There’s a lot of good information here. I really appreciate everyone’s posts. My probably last question is meant to add atop some of the previous responses. In general, when TW pushes something that causes havoc on my system I’d like to have 2 states that I can readily boot into: (1) the safe state where everything works and (2) the current state so I can test if things have been fixed and to also provide ticket feedback (I am trying to do my part and raise awareness of issues I find early and often). Sometimes an issue may take several months to rectify. Since openSUSE has technologies like btrfs that it builds atop, I can imagine several scenarios that someone could pick to deal with (1) and (2). In my mind, creating a manual snapshot for (1) that can be accessed easily would likely be the easiest way of dealing with the 2 states. Is there a better way or more details as to the best way to manage the snapshots for (1) and (2)? The disadvantage of the snapshot approach is that throughout that time the system is not getting updates unless the offending packages are just frozen (per earlier suggestion). Thank you for any insight you have into this; this is really helping me understand the preferred ways of managing a rolling TW system.

malcolmlewis · October 5, 2021, 4:32pm

Hi
I just roll with every release… the glibc rebuild caused a few issues, but no showstoppers (I use slack, so just reverted to web ui) for me. VScode still doesn’t work on nvidia, but my default is AMD which it works with fine.

awerlang · October 6, 2021, 4:52am

iqgrande:

There’s a lot of good information here. I really appreciate everyone’s posts. My probably last question is meant to add atop some of the previous responses.
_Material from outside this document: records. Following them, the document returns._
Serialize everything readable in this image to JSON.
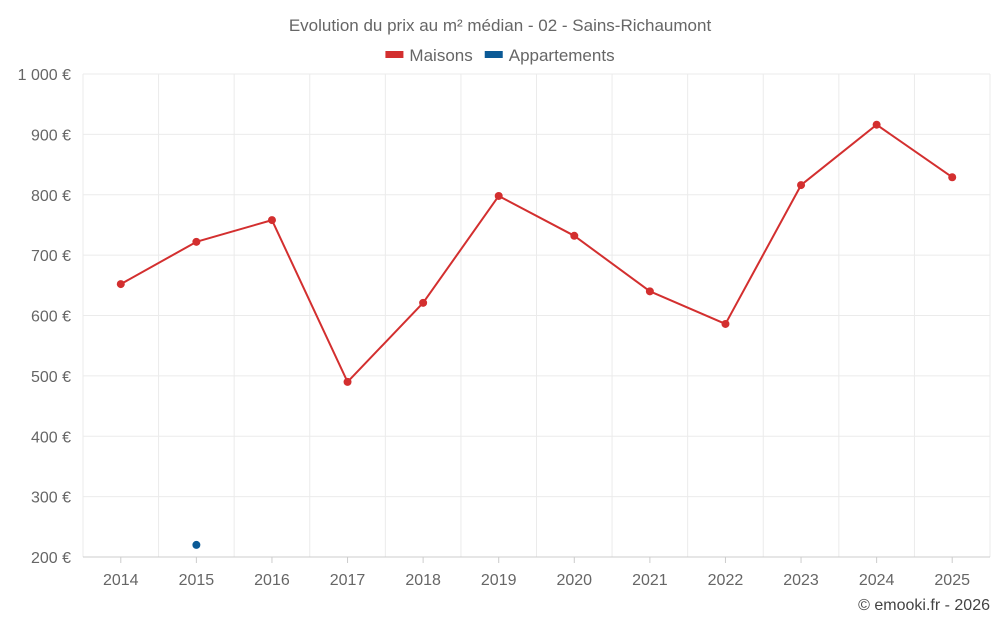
{
  "chart_data": {
    "type": "line",
    "title": "Evolution du prix au m² médian - 02 - Sains-Richaumont",
    "xlabel": "",
    "ylabel": "",
    "categories": [
      "2014",
      "2015",
      "2016",
      "2017",
      "2018",
      "2019",
      "2020",
      "2021",
      "2022",
      "2023",
      "2024",
      "2025"
    ],
    "y_ticks": [
      "200 €",
      "300 €",
      "400 €",
      "500 €",
      "600 €",
      "700 €",
      "800 €",
      "900 €",
      "1 000 €"
    ],
    "ylim": [
      200,
      1000
    ],
    "grid": true,
    "legend_position": "top",
    "series": [
      {
        "name": "Maisons",
        "color": "#d32f2f",
        "values": [
          652,
          722,
          758,
          490,
          621,
          798,
          732,
          640,
          586,
          816,
          916,
          829
        ]
      },
      {
        "name": "Appartements",
        "color": "#0b5a96",
        "values": [
          null,
          220,
          null,
          null,
          null,
          null,
          null,
          null,
          null,
          null,
          null,
          null
        ]
      }
    ]
  },
  "credit": "© emooki.fr - 2026"
}
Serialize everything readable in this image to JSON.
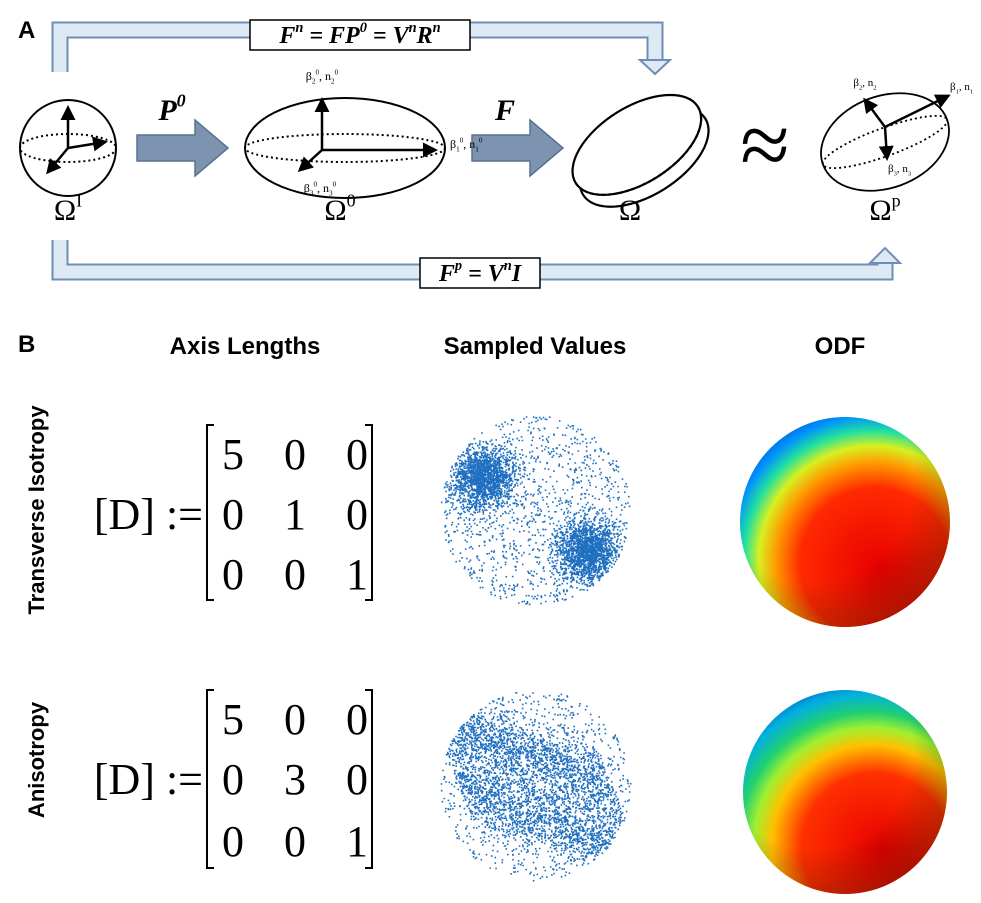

In general, when TW pushes something that causes havoc on my system I’d like to have 2 states that I can readily boot into: (1) the safe state where everything works and (2) the current state so I can test if things have been fixed and to also provide ticket feedback (I am trying to do my part and raise awareness of issues I find early and often). Sometimes an issue may take several months to rectify. Since openSUSE has technologies like btrfs that it builds atop, I can imagine several scenarios that someone could pick to deal with (1) and (2). In my mind, creating a manual snapshot for (1) that can be accessed easily would likely be the easiest way of dealing with the 2 states. Is there a better way or more details as to the best way to manage the snapshots for (1) and (2)? The disadvantage of the snapshot approach is that throughout that time the system is not getting updates unless the offending packages are just frozen (per earlier suggestion). Thank you for any insight you have into this; this is really helping me understand the preferred ways of managing a rolling TW system.

In a default installation zypper creates a pair of snapshots on each update, snapper prunes old snapshots on a schedule, and grub integrates booting from older snapshots in its menu. In case you find a broken update with a package, you can choose to boot from a previous snapshot, rollback to it, reboot, lock the package from updating, update the system. Repeat.